Easily arrange hydra into a matrix

The new :columns option

Today I'll introduce a pretty cool new option that you can use to quickly create hydra docstrings arranged in a matrix. This, of course, was already possible before, but you had to format the matrix by-hand like this (I cite just bit instead of the full code, it was cut to fit into the Jekyll code column restriction):

(defhydra hydra-projectile (:color teal
                            :hint nil)
  "
     PROJECTILE:

     Find File            Search/Tags
-----------------------------------------
_s-f_: file            _a_: ag
 _ff_: file dwim       _g_: update gtags
 _fd_: file curr dir   _o_: multi-occur
 "
  ("s-f" projectile-find-file)
  ("a" projectile-ag)
  ("ff" projectile-find-file-dwim)
  ("fd" projectile-find-file-in-directory)
  ("g" ggtags-update-tags)
  ("o" projectile-multi-occur)
  ("q" nil "cancel"))

The syntax above is still very useful if you want to arrange every detail perfectly or need Ruby-style quoting. But here's the new syntax that allows to get almost the same docstring much easier:

(defhydra hydra-projectile (:color blue
                            :columns 4)
  "Projectile"
  ("a" projectile-ag "ag")
  ("b" projectile-switch-to-buffer "switch to buffer")
  ("c" projectile-invalidate-cache "cache clear")
  ("d" projectile-find-dir "dir")
  ("s-f" projectile-find-file "file")
  ("ff" projectile-find-file-dwim "file dwim")
  ("fd" projectile-find-file-in-directory "file curr dir")
  ("g" ggtags-update-tags "update gtags")
  ("i" projectile-ibuffer "Ibuffer")
  ("K" projectile-kill-buffers "Kill all buffers")
  ("o" projectile-multi-occur "multi-occur")
  ("p" projectile-switch-project "switch")
  ("r" projectile-recentf "recent file")
  ("x" projectile-remove-known-project "remove known")
  ("X" projectile-cleanup-known-projects "cleanup non-existing")
  ("z" projectile-cache-current-file "cache current")
  ("q" nil "cancel"))

It still looks pretty good, in my opinion:

hydra-columns-projectile.png

Note how all redundant information has been removed. Another advantage is the you can easily:

  • Add/remove heads.
  • Update head hints.
  • Change the number of columns.

A bit of customization

After each change, just re-eval the defhydra and you're done - no need to manually re-arrange the docstring. Since there already is an interface that allows you to customize the docstring very precisely, I tried to make the new interface as automatic as possible: just specify the number of columns and you're done. But if you want just a little bit more customization, look at this code:

(defvar hydra-key-doc-function 'hydra-key-doc-function-default
  "The function for formatting key-doc pairs.")

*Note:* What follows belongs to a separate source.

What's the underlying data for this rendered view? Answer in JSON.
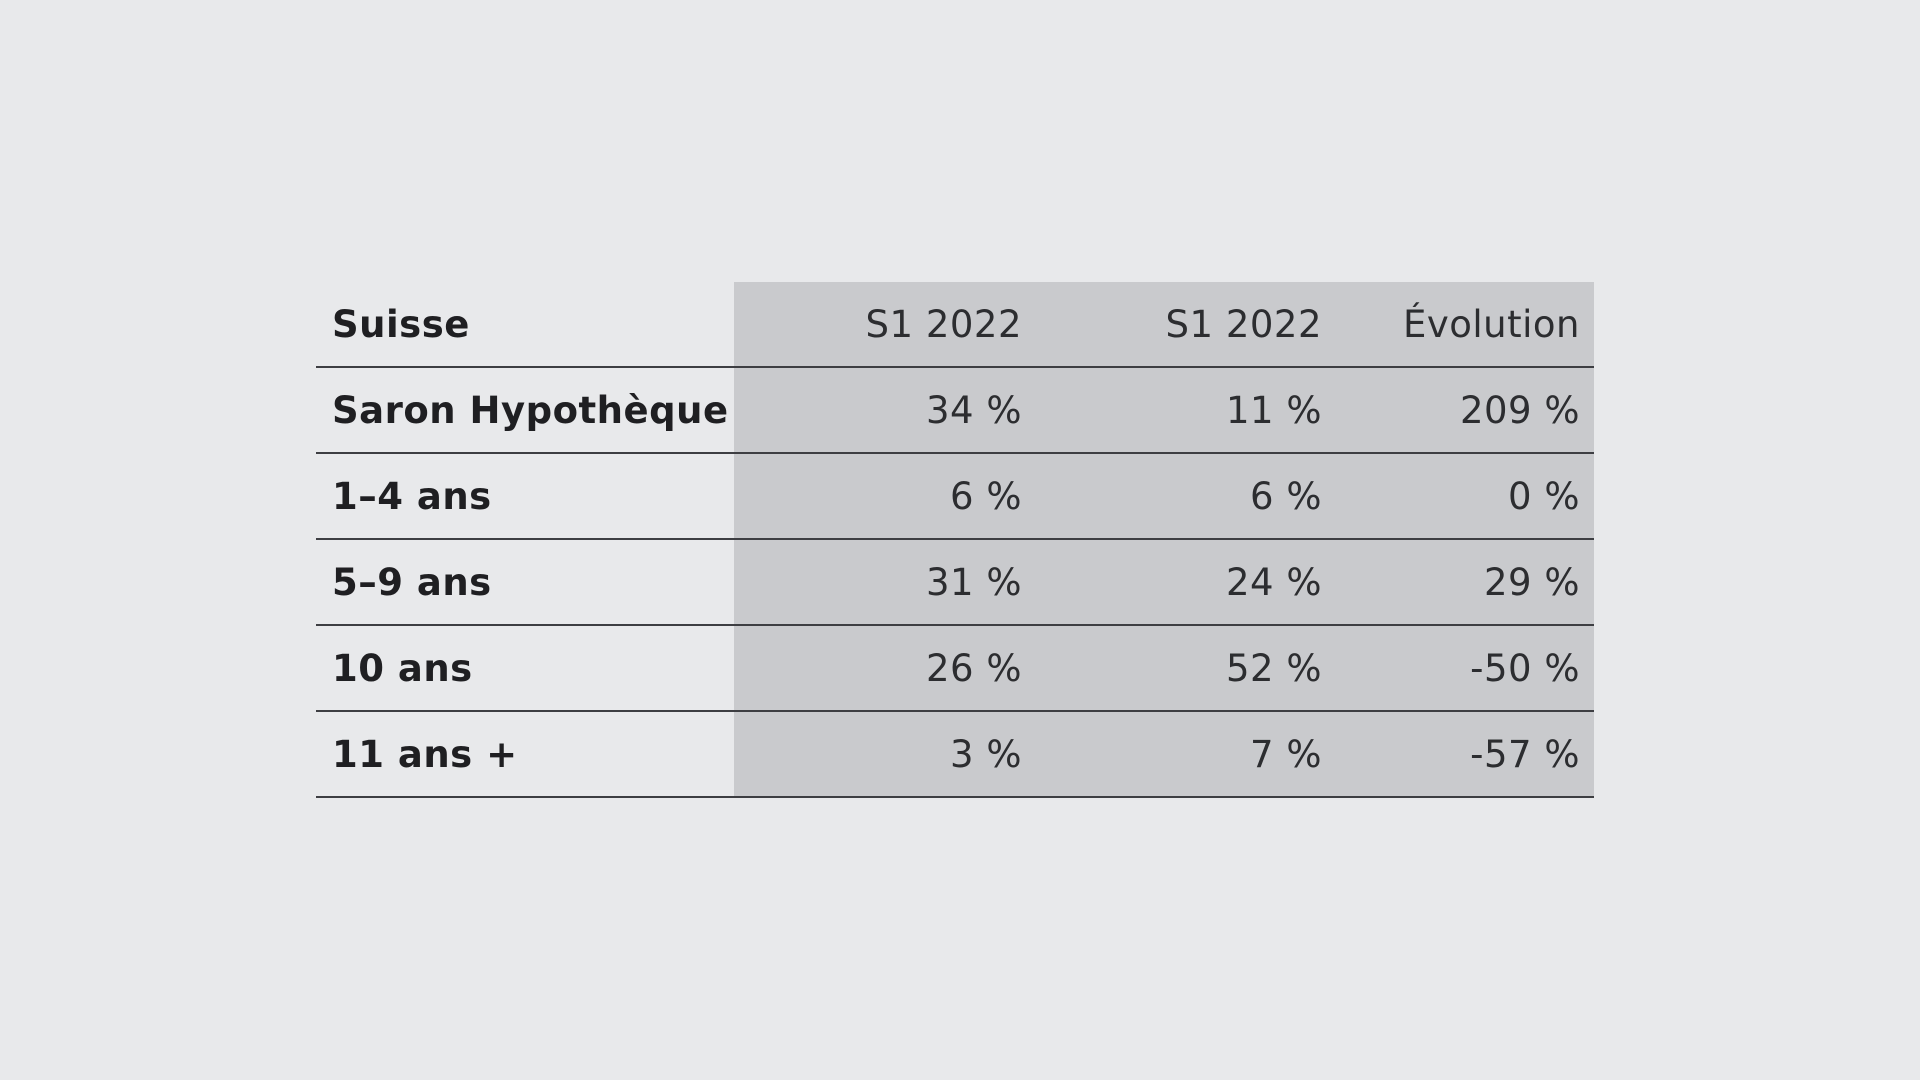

(defun hydra-key-doc-function-default (key key-width doc doc-width)
  (format (format "%%%ds: %%%ds" key-width (- -1 doc-width))
          key doc))

So if you want to add a little space here and there, or e.g. wrap key bindings in brackets, just clone hydra-key-doc-function-default, customize it a bit and set hydra-key-doc-function to the new function.

Outro

If you've been using just the plain style before and felt that you can't fit your docstring on one line, try the new style: it's just one line of change with respect to your old code. And if you've been building the docstring by-hand, see if it's possible to transform it to the new style: adding and removing new heads will become easier. Thanks to @Fuco1 for the suggestion in #140.